Although the main copies of user tweets are stored in MySQL and Cassandra databases, the company also deploys additional storage on Hadoop, which can be used for analytics and additional software applications.
Information from this system can be queried using Java MapReduce or Pig, Hadoop's own SQL-like query language. At the moment, the search system has already been transferred to this backend, and other applications will appear in the future.
Having rejected popular technologies like XML, CSV and JSON, Twitter programmers chose the relatively unknown
Protocol Buffers format developed by Google (it was already
discussed at Habré) as the format for storing backend data. Technical details of the implementation were
announced by Twitter representatives at the HadoopWorld conference on Tuesday.

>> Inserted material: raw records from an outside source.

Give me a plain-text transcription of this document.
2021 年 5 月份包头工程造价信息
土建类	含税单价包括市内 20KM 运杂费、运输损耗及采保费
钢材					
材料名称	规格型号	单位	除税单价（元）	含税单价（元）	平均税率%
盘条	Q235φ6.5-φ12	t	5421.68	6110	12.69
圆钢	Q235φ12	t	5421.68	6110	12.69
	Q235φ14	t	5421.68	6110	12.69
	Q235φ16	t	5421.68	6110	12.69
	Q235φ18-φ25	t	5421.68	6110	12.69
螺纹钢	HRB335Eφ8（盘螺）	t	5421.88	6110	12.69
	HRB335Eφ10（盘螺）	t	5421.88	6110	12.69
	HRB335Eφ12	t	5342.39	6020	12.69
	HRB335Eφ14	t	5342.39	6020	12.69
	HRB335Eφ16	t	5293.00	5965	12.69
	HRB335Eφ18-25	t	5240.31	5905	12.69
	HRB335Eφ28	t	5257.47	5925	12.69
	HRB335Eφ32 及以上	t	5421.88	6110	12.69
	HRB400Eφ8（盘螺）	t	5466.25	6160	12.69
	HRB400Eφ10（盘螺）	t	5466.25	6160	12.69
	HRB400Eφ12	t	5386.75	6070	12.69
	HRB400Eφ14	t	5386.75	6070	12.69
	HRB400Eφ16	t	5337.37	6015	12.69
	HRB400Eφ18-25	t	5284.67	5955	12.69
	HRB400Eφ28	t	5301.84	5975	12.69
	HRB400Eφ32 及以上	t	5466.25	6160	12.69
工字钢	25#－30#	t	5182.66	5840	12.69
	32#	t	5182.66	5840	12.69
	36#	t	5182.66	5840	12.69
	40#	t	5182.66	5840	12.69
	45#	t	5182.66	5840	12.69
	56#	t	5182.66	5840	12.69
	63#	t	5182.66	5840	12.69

Every day, 12 TB of new data is added to the Twitter database. With such volumes, choosing the right format becomes critical. The combination of Protocol Buffers, Hadoop and related technologies is designed to solve this problem.
')
Each tweet consists of 17 fields in the database, six of which have at least one subfield. In the future, Twitter plans to add other subfields. In the future, the storage system must withstand and effectively work with a
trillion tweets from a billion users .
In addition to user content, for storage, the service information from internal logs also enters the database (more than 80 types of operations that occur in the system). The based part of this data is aggregated using the free technology
Scribe (developed by Facebook).
The advantage of Protocol Buffers over XML becomes evident on large amounts of data. According to Twitter developers, a base of one trillion XML tweets can take about ten petabytes instead of one. JSON also stores a lot of unnecessary information. At the other extreme is CSV, where data is separated only by commas. There is nothing superfluous here, but it is difficult to structure the subfields.
Protocol Buffers does not have these drawbacks. In addition, it automates the process of recreating data structures. As stated in the
Protocol Buffers tutorial , it is enough to define the method of structuring data once, after which you can use specially generated code to easily write and read structured data to / from various streams and in different languages.